UNITED STATES
Huffington Post
By Barbara Blaine, President of the Survivors Network of those Abused by Priests (SNAP)
Since 1988, the Survivors Network of those Abused by Priests (SNAP) has been working to help survivors of clergy sex abuse heal one another and to protect children and vulnerable adults from continuing sexual violence. We have formed a vast network of mutual support among survivors, exposed this global crisis to the public, and repeatedly confronted perpetrators and their protectors, demanding that the Catholic church stop enabling – and start helping to end – this widespread and systemic violence. When we realized we needed to take our work global, we reached out to human rights attorneys at the Center for Constitutional Rights (CCR)–a partnership that has brought us all the way to the United Nations in Geneva yesterday to witness the Vatican being called to account for the crisis by an international body for the first time.

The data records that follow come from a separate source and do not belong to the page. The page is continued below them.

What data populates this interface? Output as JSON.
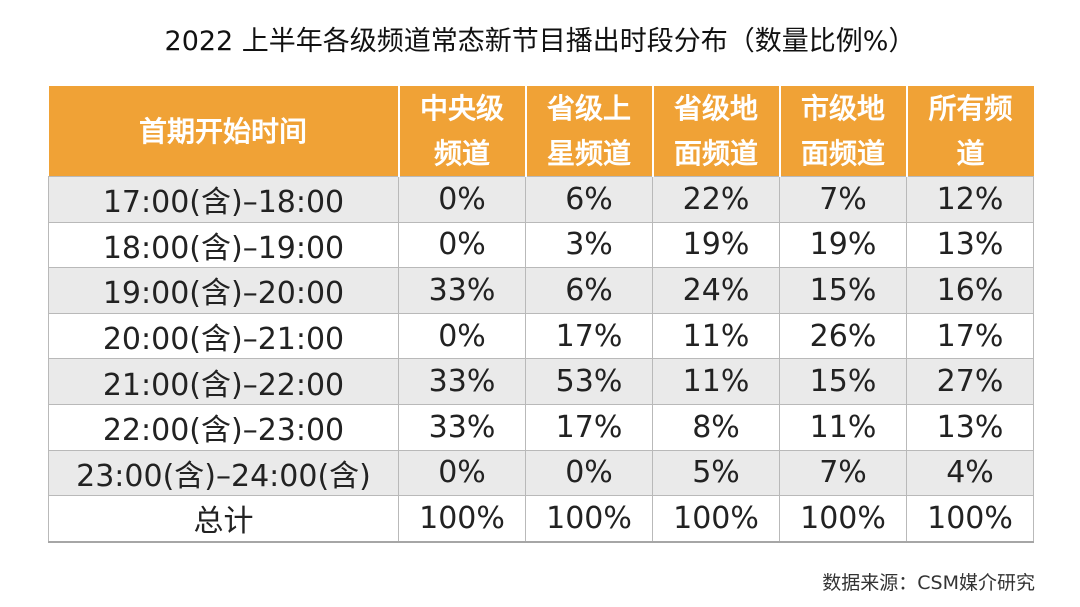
{
  "title": "2022 上半年各级频道常态新节目播出时段分布（数量比例%）",
  "source": "数据来源：CSM媒介研究",
  "colors": {
    "header_bg": "#f0a236",
    "header_text": "#ffffff",
    "row_alt_bg": "#eaeaea",
    "grid_line": "#b9b9b9"
  },
  "chart_data": {
    "type": "table",
    "title": "2022 上半年各级频道常态新节目播出时段分布（数量比例%）",
    "columns": [
      {
        "label": "首期开始时间",
        "lines": [
          "首期开始时间"
        ]
      },
      {
        "label": "中央级频道",
        "lines": [
          "中央级",
          "频道"
        ]
      },
      {
        "label": "省级上星频道",
        "lines": [
          "省级上",
          "星频道"
        ]
      },
      {
        "label": "省级地面频道",
        "lines": [
          "省级地",
          "面频道"
        ]
      },
      {
        "label": "市级地面频道",
        "lines": [
          "市级地",
          "面频道"
        ]
      },
      {
        "label": "所有频道",
        "lines": [
          "所有频",
          "道"
        ]
      }
    ],
    "rows": [
      [
        "17:00(含)–18:00",
        "0%",
        "6%",
        "22%",
        "7%",
        "12%"
      ],
      [
        "18:00(含)–19:00",
        "0%",
        "3%",
        "19%",
        "19%",
        "13%"
      ],
      [
        "19:00(含)–20:00",
        "33%",
        "6%",
        "24%",
        "15%",
        "16%"
      ],
      [
        "20:00(含)–21:00",
        "0%",
        "17%",
        "11%",
        "26%",
        "17%"
      ],
      [
        "21:00(含)–22:00",
        "33%",
        "53%",
        "11%",
        "15%",
        "27%"
      ],
      [
        "22:00(含)–23:00",
        "33%",
        "17%",
        "8%",
        "11%",
        "13%"
      ],
      [
        "23:00(含)–24:00(含)",
        "0%",
        "0%",
        "5%",
        "7%",
        "4%"
      ],
      [
        "总计",
        "100%",
        "100%",
        "100%",
        "100%",
        "100%"
      ]
    ]
  }
}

In 2011, CCR and SNAP joined together to file a complaint with the International Criminal Court (ICC), requesting that the ICC prosecutor investigate the Vatican for crimes against humanity and hold accountable high-level Vatican officials, including Pope Benedict, in their supervisory and direct roles. Along with the complaint, we submitted more than 20,000 pages of supporting materials, including reports, policy papers, and evidence of the crimes. In addition to the obvious impact that an ICC investigation would have on efforts to obtain justice and accountability, by framing the sexual violence scandal as an international human rights issue and taking it directly to the tribunal that has handled some of the most horrific human rights abuses in recent history, we made an important statement about the extent of the clergy sex abuse crisis, the gravity of the harm of rape and sexual violence, the depth of the wounds it has left, and where responsibility lies. This is not a problem of a few bad priests, it is not a problem of the past, and it is not a problem confined to the United States. It is a global culture of violence that is concealed and enabled by those at the highest levels of an entity that purports to be a sovereign state.
In the wake of worldwide media coverage of the filing, SNAP heard from thousands of survivors in more than 70 countries, and, in April, we held our first international conference, in Dublin, which drew survivors from twelve countries and five continents. Shortly after our ICC filing, Amnesty International released a report affirming that physical and sexual abuse within the Catholic Church in Ireland included “acts that amounted to torture and inhuman and degrading treatment.” Though the ICC prosecutor has indicated that the office will not pursue an investigation at this time while leaving open the possibility of doing so in the future, the filing has sparked a worldwide movement urging international human rights bodies to provide accountability–which ultimately led us to the United Nations.